L’asymétrie des poignards de Barsac pourrait faire penser à un emmanchement transversal, du type hallebarde, d’autant qu’à Haguenau C.-F.-A. Schaeffer a noté, sur une arme du même type, des restes de manche en bois dont les fibres étaient perpendiculaires à l’axe de la lame (Schaeffer, l.C.).
Néanmoins, on pense que ces « poignards »
étaient en réalité utilisés comme couteaux de poche et de ce fait l’asymétrie
de nos deux pièces peut être purement accidentelle.
La pointe de lance de Barsac, avec sa longue douille peu profonde et sa massivité, ne doit pas être beaucoup plus récente que les deux poignards décrits précédemment.

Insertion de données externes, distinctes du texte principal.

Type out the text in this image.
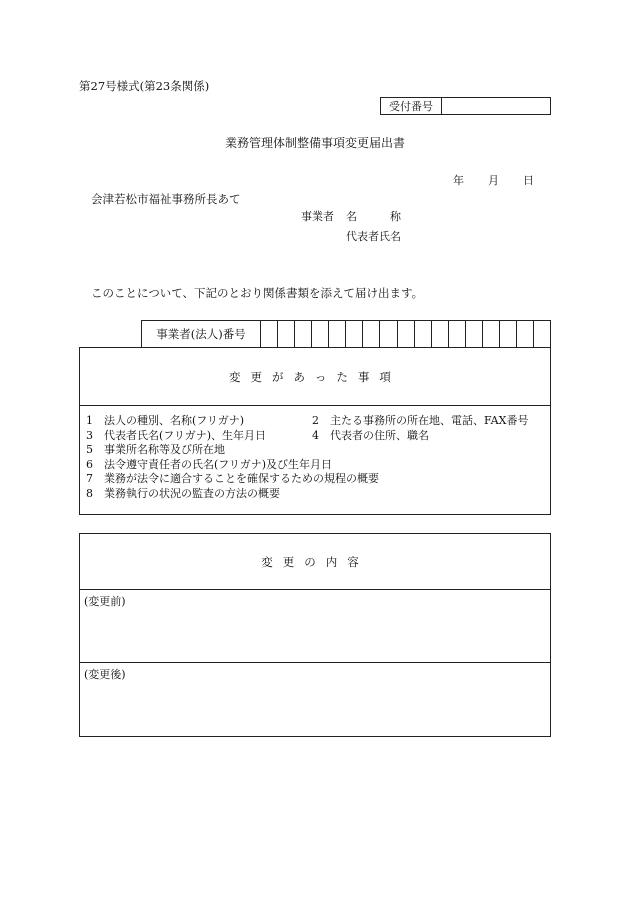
第27号様式(第23条関係)
受付番号
業務管理体制整備事項変更届出書
年 月 日
会津若松市福祉事務所長あて
事業者 名　　　称
代表者氏名
このことについて、下記のとおり関係書類を添えて届け出ます。
事業者(法人)番号
変更があった事項
1　法人の種別、名称(フリガナ)	2　主たる事務所の所在地、電話、FAX番号
3　代表者氏名(フリガナ)、生年月日	4　代表者の住所、職名
5　事業所名称等及び所在地
6　法令遵守責任者の氏名(フリガナ)及び生年月日
7　業務が法令に適合することを確保するための規程の概要
8　業務執行の状況の監査の方法の概要
変更の内容
(変更前)
(変更後)
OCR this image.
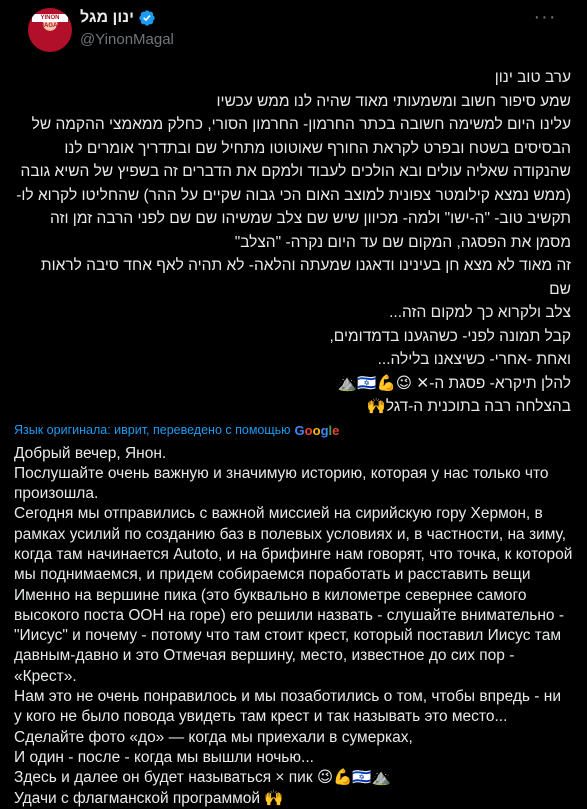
YINON MAGAL	ינון מגל
@YinonMagal
···

ערב טוב ינון

שמע סיפור חשוב ומשמעותי מאוד שהיה לנו ממש עכשיו

עלינו היום למשימה חשובה בכתר החרמון- החרמון הסורי, כחלק ממאמצי ההקמה של

הבסיסים בשטח ובפרט לקראת החורף שאוטוטו מתחיל שם ובתדריך אומרים לנו

שהנקודה שאליה עולים ובא הולכים לעבוד ולמקם את הדברים זה בשפיץ של השיא גובה

(ממש נמצא קילומטר צפונית למוצב האום הכי גבוה שקיים על ההר) שהחליטו לקרוא לו-

תקשיב טוב- "ה-ישו" ולמה- מכיוון שיש שם צלב שמשיהו שם שם לפני הרבה זמן וזה

מסמן את הפסגה, המקום שם עד היום נקרה- "הצלב"

זה מאוד לא מצא חן בעינינו ודאגנו שמעתה והלאה- לא תהיה לאף אחד סיבה לראות שם

צלב ולקרוא כך למקום הזה...

קבל תמונה לפני- כשהגענו בדמדומים,

ואחת -אחרי- כשיצאנו בלילה...

להלן תיקרא- פסגת ה-✕ 😉💪🇮🇱⛰️

בהצלחה רבה בתוכנית ה-דגל🙌

Язык оригинала: иврит, переведено с помощью Google

Добрый вечер, Янон.

Послушайте очень важную и значимую историю, которая у нас только что произошла.

Сегодня мы отправились с важной миссией на сирийскую гору Хермон, в рамках усилий по созданию баз в полевых условиях и, в частности, на зиму, когда там начинается Autoto, и на брифинге нам говорят, что точка, к которой мы поднимаемся, и придем собираемся поработать и расставить вещи Именно на вершине пика (это буквально в километре севернее самого высокого поста ООН на горе) его решили назвать - слушайте внимательно - "Иисус" и почему - потому что там стоит крест, который поставил Иисус там давным-давно и это Отмечая вершину, место, известное до сих пор - «Крест».

Нам это не очень понравилось и мы позаботились о том, чтобы впредь - ни у кого не было повода увидеть там крест и так называть это место...

Сделайте фото «до» — когда мы приехали в сумерках,

И один - после - когда мы вышли ночью...

Здесь и далее он будет называться × пик 😉💪🇮🇱⛰️

Удачи с флагманской программой 🙌
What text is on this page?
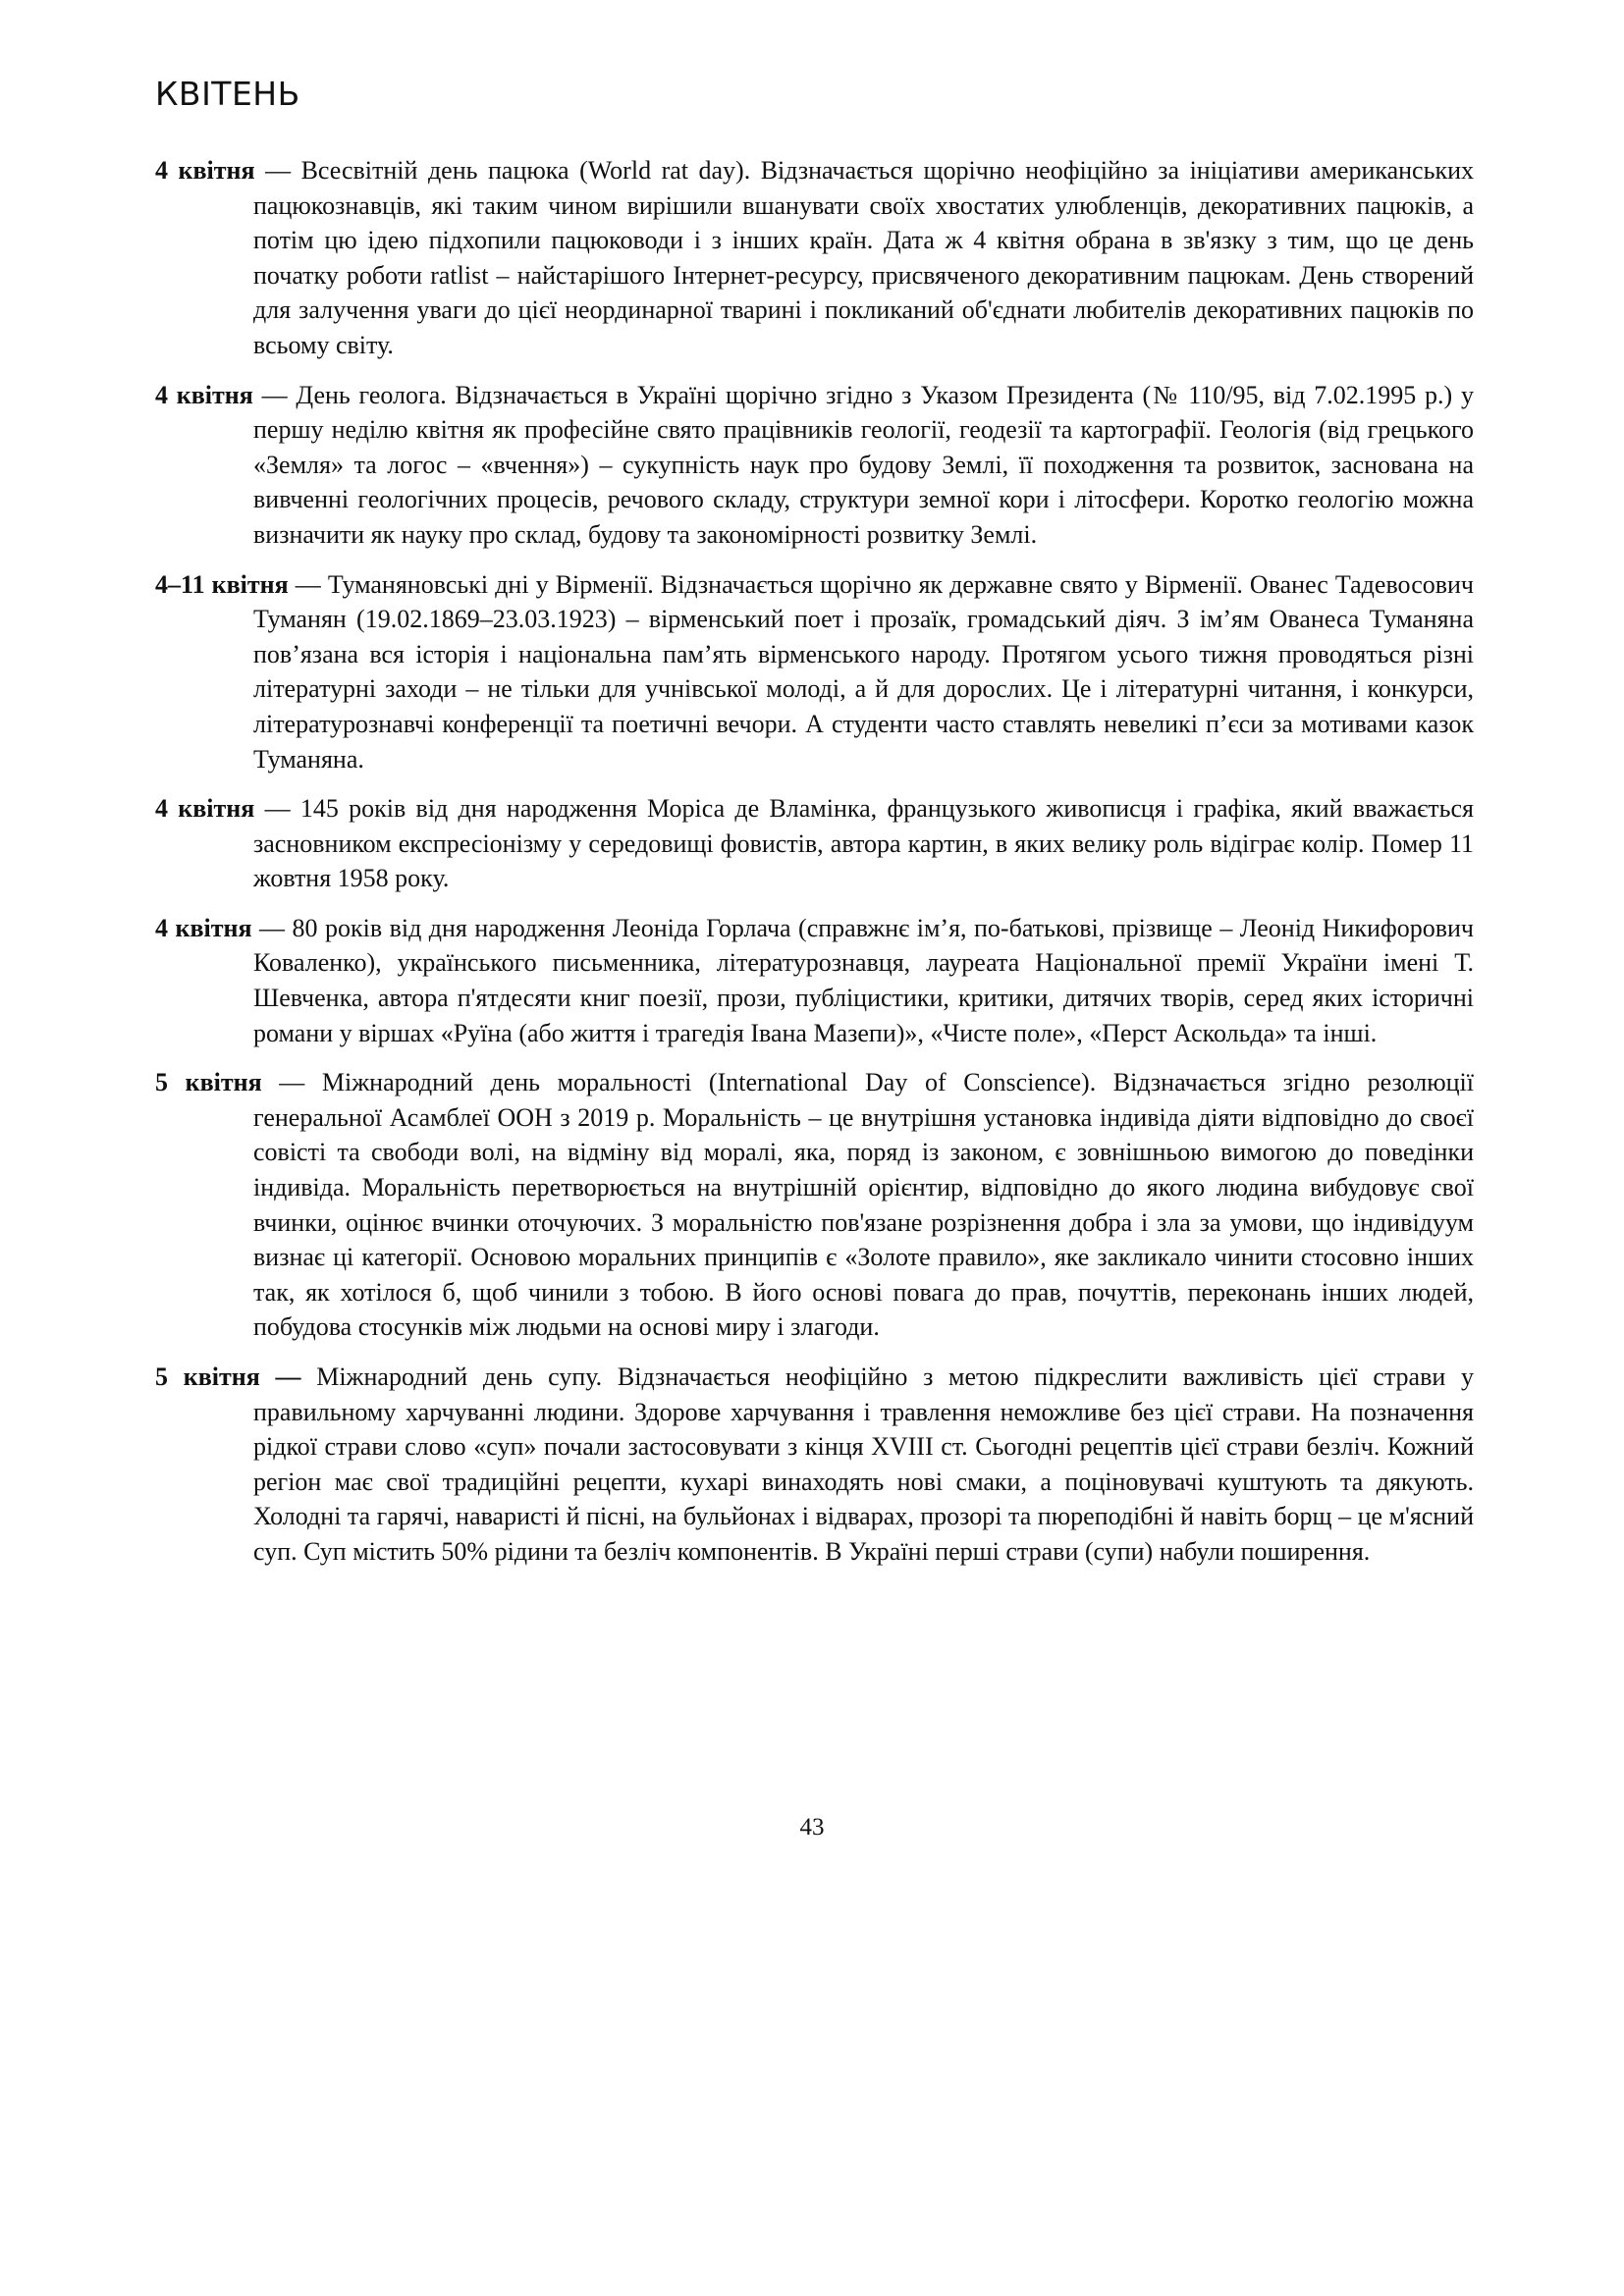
КВІТЕНЬ

4 квітня — Всесвітній день пацюка (World rat day). Відзначається щорічно неофіційно за ініціативи американських пацюкознавців, які таким чином вирішили вшанувати своїх хвостатих улюбленців, декоративних пацюків, а потім цю ідею підхопили пацюководи і з інших країн. Дата ж 4 квітня обрана в зв'язку з тим, що це день початку роботи ratlist – найстарішого Інтернет-ресурсу, присвяченого декоративним пацюкам. День створений для залучення уваги до цієї неординарної тварині і покликаний об'єднати любителів декоративних пацюків по всьому світу.

4 квітня — День геолога. Відзначається в Україні щорічно згідно з Указом Президента (№ 110/95, від 7.02.1995 р.) у першу неділю квітня як професійне свято працівників геології, геодезії та картографії. Геологія (від грецького «Земля» та логос – «вчення») – сукупність наук про будову Землі, її походження та розвиток, заснована на вивченні геологічних процесів, речового складу, структури земної кори і літосфери. Коротко геологію можна визначити як науку про склад, будову та закономірності розвитку Землі.

4–11 квітня — Туманяновські дні у Вірменії. Відзначається щорічно як державне свято у Вірменії. Ованес Тадевосович Туманян (19.02.1869–23.03.1923) – вірменський поет і прозаїк, громадський діяч. З ім’ям Ованеса Туманяна пов’язана вся історія і національна пам’ять вірменського народу. Протягом усього тижня проводяться різні літературні заходи – не тільки для учнівської молоді, а й для дорослих. Це і літературні читання, і конкурси, літературознавчі конференції та поетичні вечори. А студенти часто ставлять невеликі п’єси за мотивами казок Туманяна.

4 квітня — 145 років від дня народження Моріса де Вламінка, французького живописця і графіка, який вважається засновником експресіонізму у середовищі фовистів, автора картин, в яких велику роль відіграє колір. Помер 11 жовтня 1958 року.

4 квітня — 80 років від дня народження Леоніда Горлача (справжнє ім’я, по-батькові, прізвище – Леонід Никифорович Коваленко), українського письменника, літературознавця, лауреата Національної премії України імені Т. Шевченка, автора п'ятдесяти книг поезії, прози, публіцистики, критики, дитячих творів, серед яких історичні романи у віршах «Руїна (або життя і трагедія Івана Мазепи)», «Чисте поле», «Перст Аскольда» та інші.

5 квітня — Міжнародний день моральності (International Day of Conscience). Відзначається згідно резолюції генеральної Асамблеї ООН з 2019 р. Моральність – це внутрішня установка індивіда діяти відповідно до своєї совісті та свободи волі, на відміну від моралі, яка, поряд із законом, є зовнішньою вимогою до поведінки індивіда. Моральність перетворюється на внутрішній орієнтир, відповідно до якого людина вибудовує свої вчинки, оцінює вчинки оточуючих. З моральністю пов'язане розрізнення добра і зла за умови, що індивідуум визнає ці категорії. Основою моральних принципів є «Золоте правило», яке закликало чинити стосовно інших так, як хотілося б, щоб чинили з тобою. В його основі повага до прав, почуттів, переконань інших людей, побудова стосунків між людьми на основі миру і злагоди.

5 квітня — Міжнародний день супу. Відзначається неофіційно з метою підкреслити важливість цієї страви у правильному харчуванні людини. Здорове харчування і травлення неможливе без цієї страви. На позначення рідкої страви слово «суп» почали застосовувати з кінця XVIII ст. Сьогодні рецептів цієї страви безліч. Кожний регіон має свої традиційні рецепти, кухарі винаходять нові смаки, а поціновувачі куштують та дякують. Холодні та гарячі, наваристі й пісні, на бульйонах і відварах, прозорі та пюреподібні й навіть борщ – це м'ясний суп. Суп містить 50% рідини та безліч компонентів. В Україні перші страви (супи) набули поширення.

43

Elle présente certaines ressemblances avec les pointes de lance du groupe breton de Rosnoën (Bronze final 1), généralement moins massives cependant (Briard, 1965);
Plus près de nous, la pointe de lance du dépôt du
Temple (Saint Vivien de Médoc, Gironde) et celle des Piloquets à Barzan
(Charente-Maritime), en contexte Bronze moyen, présentent des caractères
analogues.
Les influences de la civilisation des Tumulus du Bronze moyen du sud-ouest de l’Allemagne, n’ont guère été jusqu’ici remarquées en Aquitaine. Nous avons toutefois déjà attiré l’attention sur de telles influences à propos de l’épingle à renflement perforé découverte en 1968 dans la grotte de Font de Gaume, en Dordogne (Roussot-Larroque, 1969).
La richesse un peu écrasante du Médoc et même du Libournais ont jusqu’ici retenu l’attention aux dépens du reste de l’Aquitaine et leur originalité - on pourrait dire même leur particularisme- continuent à poser bien des problèmes.
La vallée du Ciron, située à l’écart de ces
deux zones riches en trouvailles, tout comme la vallée de la Vézère, livrent
au contraire des éléments moins abondants mais peut-être plus éclairants.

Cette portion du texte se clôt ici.